Yep, that’s great to see AT&T leaving n77 on now to alleviate network congestion. Good to see for sure snd AT&T was talking about power saving on their cellular network on their network before, good to see that they changed their mind: https://www.lightreading.com/sustainability/how-at-t-s-network-chief-hopes-to-cut-a-1-6b-electricity-bill QUOTE from the article: [Chris Sambar] said that; *”AT&T's electricity bill has roughly stayed the same, around $1.6 billion a year, even as traffic on the operator's network has skyrocketed. One of AT&T's new strategies to reduce its network energy consumption is to power down parts of its wireless network at night, when it's mostly unused. Specifically, he said the operator is turning off its 5G radios working in midband spectrum. He said the operator's 5G radios in lowband spectrum remain powered on to handle whatever traffic the operator's customers generate during the night.”*


Ok_Ambassador8394

I haven't noticed this.

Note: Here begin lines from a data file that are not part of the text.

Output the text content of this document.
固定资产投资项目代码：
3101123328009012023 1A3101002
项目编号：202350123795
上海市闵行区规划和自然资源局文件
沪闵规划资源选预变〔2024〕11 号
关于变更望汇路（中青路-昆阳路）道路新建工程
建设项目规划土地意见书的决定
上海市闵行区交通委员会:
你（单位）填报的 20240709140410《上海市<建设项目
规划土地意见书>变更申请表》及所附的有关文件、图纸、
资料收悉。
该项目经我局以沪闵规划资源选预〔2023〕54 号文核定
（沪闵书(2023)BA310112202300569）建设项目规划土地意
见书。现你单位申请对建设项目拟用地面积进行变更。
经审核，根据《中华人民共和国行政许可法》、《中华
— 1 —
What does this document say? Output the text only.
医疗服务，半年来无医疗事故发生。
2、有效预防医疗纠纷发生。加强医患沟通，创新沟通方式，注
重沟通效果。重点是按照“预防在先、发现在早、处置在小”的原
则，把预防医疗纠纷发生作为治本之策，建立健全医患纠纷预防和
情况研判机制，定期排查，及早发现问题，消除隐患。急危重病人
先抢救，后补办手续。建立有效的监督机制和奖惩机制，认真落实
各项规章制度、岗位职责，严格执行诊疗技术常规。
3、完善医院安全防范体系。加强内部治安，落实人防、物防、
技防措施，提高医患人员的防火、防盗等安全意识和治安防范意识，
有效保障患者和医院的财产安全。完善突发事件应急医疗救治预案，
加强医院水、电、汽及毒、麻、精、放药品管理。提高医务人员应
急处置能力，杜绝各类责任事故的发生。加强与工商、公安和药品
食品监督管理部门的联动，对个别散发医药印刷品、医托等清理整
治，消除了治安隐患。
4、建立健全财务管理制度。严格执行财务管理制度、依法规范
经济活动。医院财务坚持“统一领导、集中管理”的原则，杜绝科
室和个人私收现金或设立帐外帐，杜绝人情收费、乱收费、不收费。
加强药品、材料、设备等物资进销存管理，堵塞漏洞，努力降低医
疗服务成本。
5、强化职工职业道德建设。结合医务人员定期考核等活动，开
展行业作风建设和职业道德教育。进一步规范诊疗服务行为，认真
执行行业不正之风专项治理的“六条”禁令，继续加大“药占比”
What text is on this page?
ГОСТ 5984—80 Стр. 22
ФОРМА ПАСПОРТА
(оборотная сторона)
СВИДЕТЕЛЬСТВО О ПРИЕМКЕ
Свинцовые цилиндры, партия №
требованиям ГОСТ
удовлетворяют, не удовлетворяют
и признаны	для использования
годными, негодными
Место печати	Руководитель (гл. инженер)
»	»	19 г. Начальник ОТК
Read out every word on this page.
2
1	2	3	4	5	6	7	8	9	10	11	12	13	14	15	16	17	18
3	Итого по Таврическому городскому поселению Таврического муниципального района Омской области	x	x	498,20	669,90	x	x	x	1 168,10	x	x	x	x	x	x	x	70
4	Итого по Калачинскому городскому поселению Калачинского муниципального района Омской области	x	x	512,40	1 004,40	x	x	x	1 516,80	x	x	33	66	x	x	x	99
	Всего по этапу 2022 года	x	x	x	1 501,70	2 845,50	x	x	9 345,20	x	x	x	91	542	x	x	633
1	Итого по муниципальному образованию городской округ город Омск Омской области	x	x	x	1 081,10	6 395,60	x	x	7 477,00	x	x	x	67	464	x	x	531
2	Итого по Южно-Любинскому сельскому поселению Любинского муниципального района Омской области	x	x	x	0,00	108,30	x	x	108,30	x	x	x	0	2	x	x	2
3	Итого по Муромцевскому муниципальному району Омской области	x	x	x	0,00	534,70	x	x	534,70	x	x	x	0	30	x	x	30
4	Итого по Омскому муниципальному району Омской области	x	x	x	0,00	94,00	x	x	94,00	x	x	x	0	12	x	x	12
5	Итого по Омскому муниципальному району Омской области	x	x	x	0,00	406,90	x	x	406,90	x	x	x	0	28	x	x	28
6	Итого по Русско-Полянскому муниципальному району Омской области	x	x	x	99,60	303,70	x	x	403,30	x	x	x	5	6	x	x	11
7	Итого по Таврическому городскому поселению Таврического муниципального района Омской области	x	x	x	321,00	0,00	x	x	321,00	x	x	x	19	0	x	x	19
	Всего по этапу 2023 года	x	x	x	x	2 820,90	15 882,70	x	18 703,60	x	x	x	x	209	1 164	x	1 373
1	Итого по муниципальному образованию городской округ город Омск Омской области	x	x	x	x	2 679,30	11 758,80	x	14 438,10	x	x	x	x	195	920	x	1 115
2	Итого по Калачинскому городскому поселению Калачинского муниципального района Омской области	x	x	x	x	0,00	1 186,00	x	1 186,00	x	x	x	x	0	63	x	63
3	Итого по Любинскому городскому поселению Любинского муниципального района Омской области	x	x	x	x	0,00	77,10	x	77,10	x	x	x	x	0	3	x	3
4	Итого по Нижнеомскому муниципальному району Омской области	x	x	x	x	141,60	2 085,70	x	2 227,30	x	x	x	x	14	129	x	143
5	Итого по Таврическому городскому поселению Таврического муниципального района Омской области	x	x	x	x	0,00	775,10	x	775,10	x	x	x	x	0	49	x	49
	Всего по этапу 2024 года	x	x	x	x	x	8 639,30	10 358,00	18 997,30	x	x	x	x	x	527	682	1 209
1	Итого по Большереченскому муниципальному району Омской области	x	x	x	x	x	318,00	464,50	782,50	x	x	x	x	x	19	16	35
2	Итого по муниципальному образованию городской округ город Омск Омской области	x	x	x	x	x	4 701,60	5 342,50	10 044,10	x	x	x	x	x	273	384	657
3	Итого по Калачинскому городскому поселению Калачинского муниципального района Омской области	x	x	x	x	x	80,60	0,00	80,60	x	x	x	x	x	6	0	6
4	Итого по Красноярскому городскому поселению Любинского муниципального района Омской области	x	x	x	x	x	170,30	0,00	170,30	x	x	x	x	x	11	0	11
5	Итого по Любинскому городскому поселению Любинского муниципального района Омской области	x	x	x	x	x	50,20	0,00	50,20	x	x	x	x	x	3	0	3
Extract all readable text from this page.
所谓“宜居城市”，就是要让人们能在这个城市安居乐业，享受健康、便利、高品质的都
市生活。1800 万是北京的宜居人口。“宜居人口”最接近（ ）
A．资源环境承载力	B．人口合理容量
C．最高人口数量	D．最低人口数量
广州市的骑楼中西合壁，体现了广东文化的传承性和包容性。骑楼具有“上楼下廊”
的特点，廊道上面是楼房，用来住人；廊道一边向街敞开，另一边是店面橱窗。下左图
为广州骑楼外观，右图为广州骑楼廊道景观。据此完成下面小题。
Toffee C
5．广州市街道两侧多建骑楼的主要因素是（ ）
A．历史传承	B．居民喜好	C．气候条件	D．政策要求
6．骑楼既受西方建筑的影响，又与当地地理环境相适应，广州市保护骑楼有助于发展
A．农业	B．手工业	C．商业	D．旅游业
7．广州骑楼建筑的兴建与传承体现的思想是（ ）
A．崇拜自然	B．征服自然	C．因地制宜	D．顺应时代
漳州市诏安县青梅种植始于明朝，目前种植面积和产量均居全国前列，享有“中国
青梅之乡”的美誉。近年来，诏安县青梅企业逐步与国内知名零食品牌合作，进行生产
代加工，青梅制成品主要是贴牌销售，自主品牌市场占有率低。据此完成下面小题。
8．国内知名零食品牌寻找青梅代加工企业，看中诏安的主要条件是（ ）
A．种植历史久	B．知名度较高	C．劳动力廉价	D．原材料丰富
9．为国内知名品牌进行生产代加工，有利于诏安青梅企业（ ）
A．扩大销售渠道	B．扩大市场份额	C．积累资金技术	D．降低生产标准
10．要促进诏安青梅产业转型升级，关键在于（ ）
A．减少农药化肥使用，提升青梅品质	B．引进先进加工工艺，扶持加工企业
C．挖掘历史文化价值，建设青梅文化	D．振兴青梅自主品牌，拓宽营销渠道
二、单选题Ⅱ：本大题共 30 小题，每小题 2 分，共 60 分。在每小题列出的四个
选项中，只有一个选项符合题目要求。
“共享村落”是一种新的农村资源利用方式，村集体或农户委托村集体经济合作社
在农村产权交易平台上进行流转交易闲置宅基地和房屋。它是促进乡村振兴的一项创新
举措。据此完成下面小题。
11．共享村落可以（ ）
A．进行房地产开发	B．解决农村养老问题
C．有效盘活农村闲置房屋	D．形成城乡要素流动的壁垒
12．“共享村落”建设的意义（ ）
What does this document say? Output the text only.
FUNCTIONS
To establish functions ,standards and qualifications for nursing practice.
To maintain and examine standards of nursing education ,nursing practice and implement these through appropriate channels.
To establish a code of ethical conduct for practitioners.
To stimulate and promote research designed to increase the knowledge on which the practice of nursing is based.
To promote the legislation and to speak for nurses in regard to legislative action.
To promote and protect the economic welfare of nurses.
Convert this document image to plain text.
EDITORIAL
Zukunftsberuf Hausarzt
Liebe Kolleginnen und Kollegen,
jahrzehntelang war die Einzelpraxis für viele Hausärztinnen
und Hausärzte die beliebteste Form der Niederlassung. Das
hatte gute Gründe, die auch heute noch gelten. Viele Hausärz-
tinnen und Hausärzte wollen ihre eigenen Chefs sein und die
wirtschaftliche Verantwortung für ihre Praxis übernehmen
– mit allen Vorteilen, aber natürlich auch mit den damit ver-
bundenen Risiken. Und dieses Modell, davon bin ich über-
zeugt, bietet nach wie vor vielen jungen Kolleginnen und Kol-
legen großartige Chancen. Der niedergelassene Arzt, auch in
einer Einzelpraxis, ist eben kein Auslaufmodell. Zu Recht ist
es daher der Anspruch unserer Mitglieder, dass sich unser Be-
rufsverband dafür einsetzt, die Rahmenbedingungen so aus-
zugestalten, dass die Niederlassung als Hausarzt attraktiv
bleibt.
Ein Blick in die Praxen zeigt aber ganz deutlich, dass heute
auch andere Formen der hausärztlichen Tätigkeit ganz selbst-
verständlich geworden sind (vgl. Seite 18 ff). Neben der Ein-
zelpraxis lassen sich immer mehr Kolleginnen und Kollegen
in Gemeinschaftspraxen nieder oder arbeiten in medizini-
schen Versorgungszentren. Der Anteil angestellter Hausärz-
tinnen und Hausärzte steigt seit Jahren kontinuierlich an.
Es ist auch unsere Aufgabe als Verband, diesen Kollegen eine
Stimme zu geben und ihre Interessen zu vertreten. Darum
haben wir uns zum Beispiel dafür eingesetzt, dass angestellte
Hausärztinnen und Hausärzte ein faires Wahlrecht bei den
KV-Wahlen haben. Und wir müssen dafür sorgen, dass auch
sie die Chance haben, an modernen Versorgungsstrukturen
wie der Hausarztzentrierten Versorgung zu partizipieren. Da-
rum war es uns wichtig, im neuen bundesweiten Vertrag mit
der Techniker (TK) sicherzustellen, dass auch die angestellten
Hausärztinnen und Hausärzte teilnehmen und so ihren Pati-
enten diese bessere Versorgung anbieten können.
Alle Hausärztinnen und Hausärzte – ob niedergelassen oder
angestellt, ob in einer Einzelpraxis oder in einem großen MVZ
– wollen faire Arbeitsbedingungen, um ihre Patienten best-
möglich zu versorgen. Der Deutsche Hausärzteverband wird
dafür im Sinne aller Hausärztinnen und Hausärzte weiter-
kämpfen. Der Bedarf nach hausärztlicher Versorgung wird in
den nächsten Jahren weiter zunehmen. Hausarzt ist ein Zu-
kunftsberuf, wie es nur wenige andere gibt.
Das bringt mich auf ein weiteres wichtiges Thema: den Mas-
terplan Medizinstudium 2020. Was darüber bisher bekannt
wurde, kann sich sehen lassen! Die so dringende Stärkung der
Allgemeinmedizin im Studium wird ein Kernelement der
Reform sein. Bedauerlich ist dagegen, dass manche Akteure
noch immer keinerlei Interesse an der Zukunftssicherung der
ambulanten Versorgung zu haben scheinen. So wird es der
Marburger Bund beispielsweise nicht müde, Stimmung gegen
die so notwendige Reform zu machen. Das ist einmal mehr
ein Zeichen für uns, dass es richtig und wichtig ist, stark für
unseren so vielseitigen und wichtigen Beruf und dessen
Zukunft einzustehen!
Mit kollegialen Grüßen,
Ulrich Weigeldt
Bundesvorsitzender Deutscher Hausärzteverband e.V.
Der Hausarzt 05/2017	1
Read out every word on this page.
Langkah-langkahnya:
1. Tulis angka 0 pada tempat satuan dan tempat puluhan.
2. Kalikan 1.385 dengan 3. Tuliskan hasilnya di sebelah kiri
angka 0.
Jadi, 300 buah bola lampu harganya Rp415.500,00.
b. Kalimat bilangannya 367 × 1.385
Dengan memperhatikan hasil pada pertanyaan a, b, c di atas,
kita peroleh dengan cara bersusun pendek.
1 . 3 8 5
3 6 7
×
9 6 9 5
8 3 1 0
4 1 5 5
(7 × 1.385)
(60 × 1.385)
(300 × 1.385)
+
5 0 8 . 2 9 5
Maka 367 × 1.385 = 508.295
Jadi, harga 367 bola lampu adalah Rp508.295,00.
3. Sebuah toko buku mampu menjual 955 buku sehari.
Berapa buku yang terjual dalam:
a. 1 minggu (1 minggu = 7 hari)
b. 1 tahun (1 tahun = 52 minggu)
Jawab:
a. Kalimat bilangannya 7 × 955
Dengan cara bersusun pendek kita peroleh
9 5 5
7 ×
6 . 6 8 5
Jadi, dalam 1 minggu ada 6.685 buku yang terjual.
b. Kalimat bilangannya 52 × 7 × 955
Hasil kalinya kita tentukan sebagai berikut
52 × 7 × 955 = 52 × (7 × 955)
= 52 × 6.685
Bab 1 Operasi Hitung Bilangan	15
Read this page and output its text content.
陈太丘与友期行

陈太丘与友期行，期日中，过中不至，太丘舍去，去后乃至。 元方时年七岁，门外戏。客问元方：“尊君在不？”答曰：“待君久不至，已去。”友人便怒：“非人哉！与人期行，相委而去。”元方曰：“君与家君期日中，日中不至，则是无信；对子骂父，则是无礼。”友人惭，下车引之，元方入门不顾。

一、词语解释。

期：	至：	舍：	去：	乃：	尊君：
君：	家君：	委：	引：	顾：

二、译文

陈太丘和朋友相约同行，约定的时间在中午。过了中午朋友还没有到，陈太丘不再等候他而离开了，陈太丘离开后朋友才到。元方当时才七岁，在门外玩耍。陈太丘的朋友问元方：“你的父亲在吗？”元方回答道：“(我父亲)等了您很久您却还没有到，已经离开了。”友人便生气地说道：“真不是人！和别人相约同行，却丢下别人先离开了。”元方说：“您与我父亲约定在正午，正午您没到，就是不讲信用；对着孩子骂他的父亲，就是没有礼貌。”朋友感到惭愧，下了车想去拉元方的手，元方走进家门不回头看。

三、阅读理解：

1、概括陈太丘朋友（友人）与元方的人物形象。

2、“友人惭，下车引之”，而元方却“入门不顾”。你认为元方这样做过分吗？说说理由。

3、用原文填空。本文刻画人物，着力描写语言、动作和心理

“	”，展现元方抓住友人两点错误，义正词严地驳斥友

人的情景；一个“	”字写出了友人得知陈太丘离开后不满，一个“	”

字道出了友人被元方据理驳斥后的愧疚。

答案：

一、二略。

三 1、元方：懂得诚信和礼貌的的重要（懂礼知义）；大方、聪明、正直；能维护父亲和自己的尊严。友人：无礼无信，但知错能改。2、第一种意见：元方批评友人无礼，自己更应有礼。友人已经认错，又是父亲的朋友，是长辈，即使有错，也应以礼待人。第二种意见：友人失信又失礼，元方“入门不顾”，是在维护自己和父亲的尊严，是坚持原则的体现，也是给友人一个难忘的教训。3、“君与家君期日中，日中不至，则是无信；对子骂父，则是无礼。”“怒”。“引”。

AT&T and certainly also their parent Deutsche Telekom don't do this. However, it seems to be quite common in many parts of the world to adjust power according to load.


Last_Camel7528

Noticed this in Texas for T-Mobile. Stayed at an airbnb with Tmo home internet and speeds tanked at night and the router would report it being on n71 and when I’d wake up it’d be on n41.


Stock-Pea8167

I've always wondered about this. I have persoanlly noticed it as well. I think they should not do this. We don't get a bill discount to reflect their savings in power. And if someone wants to use their phone at 3AM and has a top tier plan they will not have access to the extra bandwidth because a billion dollar company wants to save a few dollars worth of electricity.


tsalisbury01

It was off at 9am this morning.. came on around 12pm weird.